Der Konflikt in Tschetschenien läuft schon längst nicht mehr ausschließlich entlang ethnischer Linien. Der Zustand "weder Krieg noch Frieden" ist für viele lukrativ, die schwarz gefördertes Öl verkaufen oder Wiederaufbaugelder veruntreuen. Russische Soldaten und Angehörige aus der tschetschenischen Zivilverwaltung verdienen sich bei krummen Geschäften eine goldene Nase. Der eigentliche Wiederaufbau des zerstörten Landes findet höchstens auf dem Papier statt.

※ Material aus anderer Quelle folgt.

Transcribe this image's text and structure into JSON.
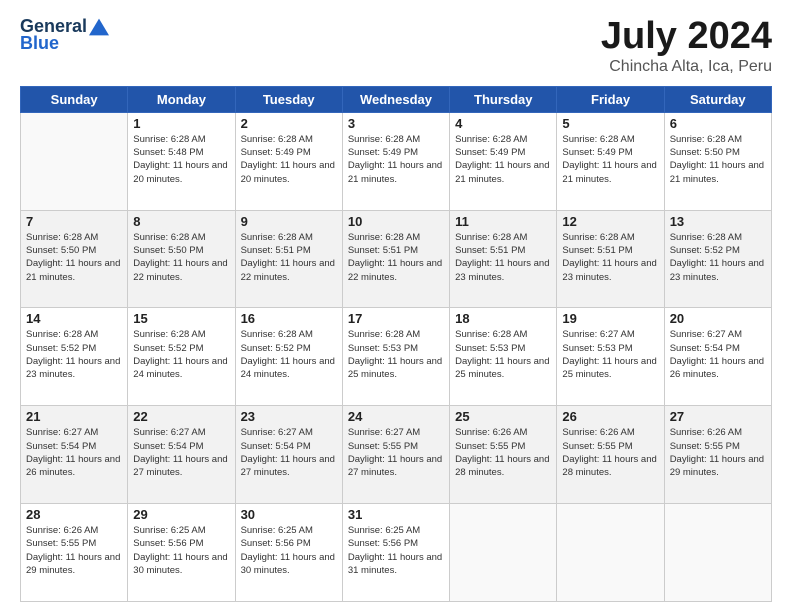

Über alldem hält ganz offenbar der Kreml seine schützende Hand. Und Präsident Putin dürfte über die katastrophale Lage im Nordkaukasus bestens informiert sein. Erst kürzlich hatte Dimitri Kosak, ein hoher Staatsbeamter und Putins Sonderbeauftragter für den Süden Russlands, treffend analysiert, dass nicht der islamistische Terror oder die Radikalisierung der Kämpfer für die explosive und destabilisierende Lage verantwortlich seien, sondern in erster Linie die korrupten lokalen Eliten, also die Vertreter der russischen Staatsmacht. So verkommen Tschetschenien und inzwischen auch die Nachbarrepubliken immer mehr zum Armenhaus unter politischer Willkür. Die Folge, so Kosak, sei nur eine weitere Radikalisierung innerhalb der Bevölkerung. Doch im Kreml stieß diese Analyse offenbar auf taube Ohren. Von Frieden ist Tschetschenien nach wie vor weit entfernt. Die Zeichen im Kaukasus stehen eher auf Sturm.